Hyderabad: Thirteen private laboratories found to have discrepancies in the COVID results. The Telangana government informed that one of the private laboratories has reported an extremely high sample positivity rate. The said lab has reported 2,672 positive cases against 3,726 total samples tested. ‘The positivity rate is 71.7 % which is a gross variation and discrepancy in the notified positivity rate of COVID-19 to date. The tested negatives are only 962 out of 3,726 samples. The issue needs to be evaluated by an expert committee and until then the data of the said lab has been kept under abeyance”, the medical bulletin mentioned.
Scores have been raising doubts over the test used to diagnose COVID-19 patients. Dr Venkateshwar Rao MD (Ophth) AIIMS ,explains the manner in which the test should be conducted and interpreted to avoid discrepancies.
What is the Swab Test for COVID
Nasopharyngeal swabs are the preferred choice for SARS-CoV-2 testing. It involves inserting a long, flexible cotton bud into the nostril and along the nose ‘floor’. This is supposed to be done slowly so that it is comfortable.
The swab is rotated several times in order to get enough cells. The sample is then sent to a lab, where it will be tested to determine if the patient’s cells are infected with the virus.
The coronavirus is a RNA virus, which means it uses ribonucleic acid as its genetic material. A process called reverse transcription (RT) is needed to transcribe the RNA into readable DNA.A swab sample doesn’t collect much RNA in one go, therefore a polymerase chain reaction (PCR) is used to rapidly make billions of copies so it can be analysed.
The DNA is dyed a fluorescent color, which glows if the coronavirus is present, confirming a diagnosis
How does the diagnostic test work?
The test most commonly used to diagnose COVID-19 is a molecular test, or PCR test. It works by detecting genetic material from SARS-CoV-2, the virus that causes COVID-19. When someone is infected, they have this genetic material in their nose and upper throat. The test uses a sample that is collected with a swab from an area of the nasal passage where viral particles are likely to be present.

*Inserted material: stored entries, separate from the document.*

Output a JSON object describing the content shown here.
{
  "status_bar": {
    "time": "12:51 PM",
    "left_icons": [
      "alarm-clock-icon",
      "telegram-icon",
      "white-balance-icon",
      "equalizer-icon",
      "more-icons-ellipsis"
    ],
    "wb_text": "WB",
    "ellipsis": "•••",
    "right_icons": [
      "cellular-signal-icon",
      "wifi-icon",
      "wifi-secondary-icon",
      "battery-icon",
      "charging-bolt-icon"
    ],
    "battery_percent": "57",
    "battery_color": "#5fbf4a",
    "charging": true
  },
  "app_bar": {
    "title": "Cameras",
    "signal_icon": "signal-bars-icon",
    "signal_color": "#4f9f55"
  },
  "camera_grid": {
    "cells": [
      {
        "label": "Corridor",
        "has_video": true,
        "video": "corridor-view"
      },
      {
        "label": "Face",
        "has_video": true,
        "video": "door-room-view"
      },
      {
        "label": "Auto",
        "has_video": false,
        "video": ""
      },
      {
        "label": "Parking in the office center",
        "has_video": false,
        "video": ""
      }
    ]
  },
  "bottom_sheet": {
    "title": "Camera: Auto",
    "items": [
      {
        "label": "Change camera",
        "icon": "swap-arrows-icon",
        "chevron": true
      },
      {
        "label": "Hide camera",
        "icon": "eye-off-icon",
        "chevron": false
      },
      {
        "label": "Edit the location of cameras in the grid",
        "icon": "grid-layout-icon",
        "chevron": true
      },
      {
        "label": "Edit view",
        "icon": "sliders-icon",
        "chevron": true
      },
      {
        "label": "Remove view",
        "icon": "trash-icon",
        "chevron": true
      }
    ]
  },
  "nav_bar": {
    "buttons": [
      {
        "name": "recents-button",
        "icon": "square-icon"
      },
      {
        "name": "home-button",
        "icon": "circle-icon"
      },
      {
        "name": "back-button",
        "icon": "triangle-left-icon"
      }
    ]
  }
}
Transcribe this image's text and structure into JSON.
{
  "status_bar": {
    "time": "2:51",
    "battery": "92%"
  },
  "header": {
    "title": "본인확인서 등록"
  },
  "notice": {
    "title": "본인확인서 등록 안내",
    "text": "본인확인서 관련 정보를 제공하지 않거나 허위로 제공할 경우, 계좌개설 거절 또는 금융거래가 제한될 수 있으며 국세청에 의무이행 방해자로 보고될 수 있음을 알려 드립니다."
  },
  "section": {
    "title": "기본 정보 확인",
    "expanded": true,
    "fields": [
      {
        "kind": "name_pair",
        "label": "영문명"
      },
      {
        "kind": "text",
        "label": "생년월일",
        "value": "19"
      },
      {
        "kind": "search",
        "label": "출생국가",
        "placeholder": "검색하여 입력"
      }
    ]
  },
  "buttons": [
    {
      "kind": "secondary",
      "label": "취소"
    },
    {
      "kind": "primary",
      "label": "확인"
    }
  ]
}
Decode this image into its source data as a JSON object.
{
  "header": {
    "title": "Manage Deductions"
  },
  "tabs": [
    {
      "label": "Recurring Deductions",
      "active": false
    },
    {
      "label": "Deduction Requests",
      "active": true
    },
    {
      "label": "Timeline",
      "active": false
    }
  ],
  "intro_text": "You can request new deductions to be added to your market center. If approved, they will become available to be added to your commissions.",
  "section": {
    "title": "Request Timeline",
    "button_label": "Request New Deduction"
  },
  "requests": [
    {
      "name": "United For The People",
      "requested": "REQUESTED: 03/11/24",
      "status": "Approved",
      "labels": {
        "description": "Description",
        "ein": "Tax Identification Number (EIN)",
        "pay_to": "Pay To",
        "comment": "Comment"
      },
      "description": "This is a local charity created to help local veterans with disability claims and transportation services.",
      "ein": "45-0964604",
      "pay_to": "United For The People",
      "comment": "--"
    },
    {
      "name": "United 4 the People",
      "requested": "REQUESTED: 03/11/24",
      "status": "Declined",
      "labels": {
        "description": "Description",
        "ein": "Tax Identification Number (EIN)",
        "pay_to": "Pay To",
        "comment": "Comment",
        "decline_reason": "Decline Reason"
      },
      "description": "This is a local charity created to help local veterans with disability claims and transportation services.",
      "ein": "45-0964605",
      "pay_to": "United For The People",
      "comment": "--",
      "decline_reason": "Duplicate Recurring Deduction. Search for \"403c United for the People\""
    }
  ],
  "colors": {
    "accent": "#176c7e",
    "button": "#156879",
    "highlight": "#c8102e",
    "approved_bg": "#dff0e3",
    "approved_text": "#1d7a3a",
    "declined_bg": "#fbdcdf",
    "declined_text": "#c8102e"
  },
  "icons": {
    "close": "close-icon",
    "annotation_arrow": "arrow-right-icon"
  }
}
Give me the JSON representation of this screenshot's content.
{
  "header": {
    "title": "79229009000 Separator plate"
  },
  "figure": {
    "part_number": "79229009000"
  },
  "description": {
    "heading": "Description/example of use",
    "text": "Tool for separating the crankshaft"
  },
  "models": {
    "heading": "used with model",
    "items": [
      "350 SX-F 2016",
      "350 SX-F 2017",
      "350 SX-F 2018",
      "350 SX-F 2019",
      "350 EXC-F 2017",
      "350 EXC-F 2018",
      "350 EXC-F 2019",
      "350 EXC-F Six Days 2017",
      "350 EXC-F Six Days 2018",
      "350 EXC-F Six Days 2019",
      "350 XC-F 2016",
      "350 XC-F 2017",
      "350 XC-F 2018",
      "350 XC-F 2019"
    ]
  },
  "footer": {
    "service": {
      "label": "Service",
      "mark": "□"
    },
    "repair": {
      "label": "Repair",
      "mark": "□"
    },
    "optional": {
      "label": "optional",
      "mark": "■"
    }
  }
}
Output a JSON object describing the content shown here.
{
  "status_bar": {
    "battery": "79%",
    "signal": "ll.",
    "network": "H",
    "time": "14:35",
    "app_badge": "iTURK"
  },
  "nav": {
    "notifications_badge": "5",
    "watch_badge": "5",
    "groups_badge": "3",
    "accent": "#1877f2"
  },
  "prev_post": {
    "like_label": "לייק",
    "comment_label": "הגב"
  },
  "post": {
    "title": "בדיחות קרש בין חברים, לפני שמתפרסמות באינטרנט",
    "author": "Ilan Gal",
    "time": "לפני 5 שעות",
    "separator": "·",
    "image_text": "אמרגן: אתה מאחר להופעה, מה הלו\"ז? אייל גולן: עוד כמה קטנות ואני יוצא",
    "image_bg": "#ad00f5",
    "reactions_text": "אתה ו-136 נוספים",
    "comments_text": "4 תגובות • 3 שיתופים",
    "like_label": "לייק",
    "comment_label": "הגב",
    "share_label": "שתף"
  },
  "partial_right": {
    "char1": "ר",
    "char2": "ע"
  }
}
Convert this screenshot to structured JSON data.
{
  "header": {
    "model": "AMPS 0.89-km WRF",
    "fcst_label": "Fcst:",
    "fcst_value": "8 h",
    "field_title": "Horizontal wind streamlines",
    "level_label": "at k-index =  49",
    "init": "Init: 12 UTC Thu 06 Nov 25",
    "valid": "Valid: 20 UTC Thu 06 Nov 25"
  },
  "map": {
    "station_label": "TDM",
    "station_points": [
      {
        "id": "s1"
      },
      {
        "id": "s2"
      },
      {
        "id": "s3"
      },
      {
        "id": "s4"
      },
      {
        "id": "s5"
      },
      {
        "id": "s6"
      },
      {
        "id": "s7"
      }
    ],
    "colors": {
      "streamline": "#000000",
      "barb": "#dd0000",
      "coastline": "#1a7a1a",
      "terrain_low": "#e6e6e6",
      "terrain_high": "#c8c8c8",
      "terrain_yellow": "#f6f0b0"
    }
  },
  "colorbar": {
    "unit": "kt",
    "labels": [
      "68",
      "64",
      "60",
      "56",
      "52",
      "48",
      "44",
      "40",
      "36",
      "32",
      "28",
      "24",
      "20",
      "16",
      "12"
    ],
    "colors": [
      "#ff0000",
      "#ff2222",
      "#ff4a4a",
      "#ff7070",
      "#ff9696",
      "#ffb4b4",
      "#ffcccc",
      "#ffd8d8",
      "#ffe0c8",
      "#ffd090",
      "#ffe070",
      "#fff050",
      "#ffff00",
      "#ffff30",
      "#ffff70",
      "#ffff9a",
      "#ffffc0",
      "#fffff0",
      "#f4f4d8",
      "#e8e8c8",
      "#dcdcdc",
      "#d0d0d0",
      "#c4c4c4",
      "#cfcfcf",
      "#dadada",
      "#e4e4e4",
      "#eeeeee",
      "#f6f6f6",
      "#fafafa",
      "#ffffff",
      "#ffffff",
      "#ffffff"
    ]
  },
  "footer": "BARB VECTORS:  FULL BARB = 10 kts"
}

Nasopharyngeal swabs are the preferred choice of testing for SARS-CoV-2 worldwide because it collects the most concentrated sample. A long flexible cotton bud is supposed to be inserted deep into the nostril and along the nose ‘floor’ to collect a mucus sample.
In Home testing kits, people have to take two swabs
- For Nostril
2. For Oropharyngeal
Collecting samples is not easy
Most experts believe that problems with sample collection are the main culprit behind inaccurate testing. False-negative results are likely occurring because health care providers aren’t collecting samples with enough of the virus for the tests to detect.
Accuracy of Swabs
The accuracy of Viral RNA swabs depends almost entirely on the quality of sampling. Nasopharyngeal(NP) swabs are the preferred choice of testing for SARS-CoV-2 worldwide as it collects the most concentrated sample. Could take 2 samples if it is from the home collection, one from the nostril NP, another oropharyngeal (OP)from the back of the throat from the mouth. The procedure requires a skilled and dedicated health worker. Then there are the inconsistencies in sample collection.
Timing of Testing
The Timing of testing is crucial to minimize false negatives. Test between 5-10thday, ideally on 8th day after exposure to the virus; 3 days after onset of COVID symptoms like fever, cough, loss of smell or taste, and breathing problems. But a still false-negative rate of 20 percent, meaning one in five people who had the virus had a negative test result.
What is a false negative COVID result?
A false negative is a test result that is wrong, because it indicates the person is not infected when they really are. If your test comes negative—have the test done again, or if having symptoms of COVID like fever, cough, loss of smell & taste and breathlessness, then treat as COVID and act accordingly.
What is a false positive COVID result?
A false positive is a test result that is wrong, because it indicates the person is infected when they really are not.
The genetic material from SARS-CoV-2 cannot be confused with the genetic material from other viruses, so the COVID-19 diagnostic test is highly specific. This means it almost never gives a false positive. If you are tested for COVID-19, and the test comes back positive, you can be very sure that you are infected with this virus.
Unfortunately, neither test is equally sensitive. If the specimen collection is not done perfectly, or if you are in an early stage of infection or already partially recovered, your nasal-swab sample might not contain enough viral material to come back positive. There are many stories about patients who tested negative soon after their symptoms began, only to test positive on a test done later.
But a false positive rarely could also come from a lab being contaminated with the virus or with a product from a previous test.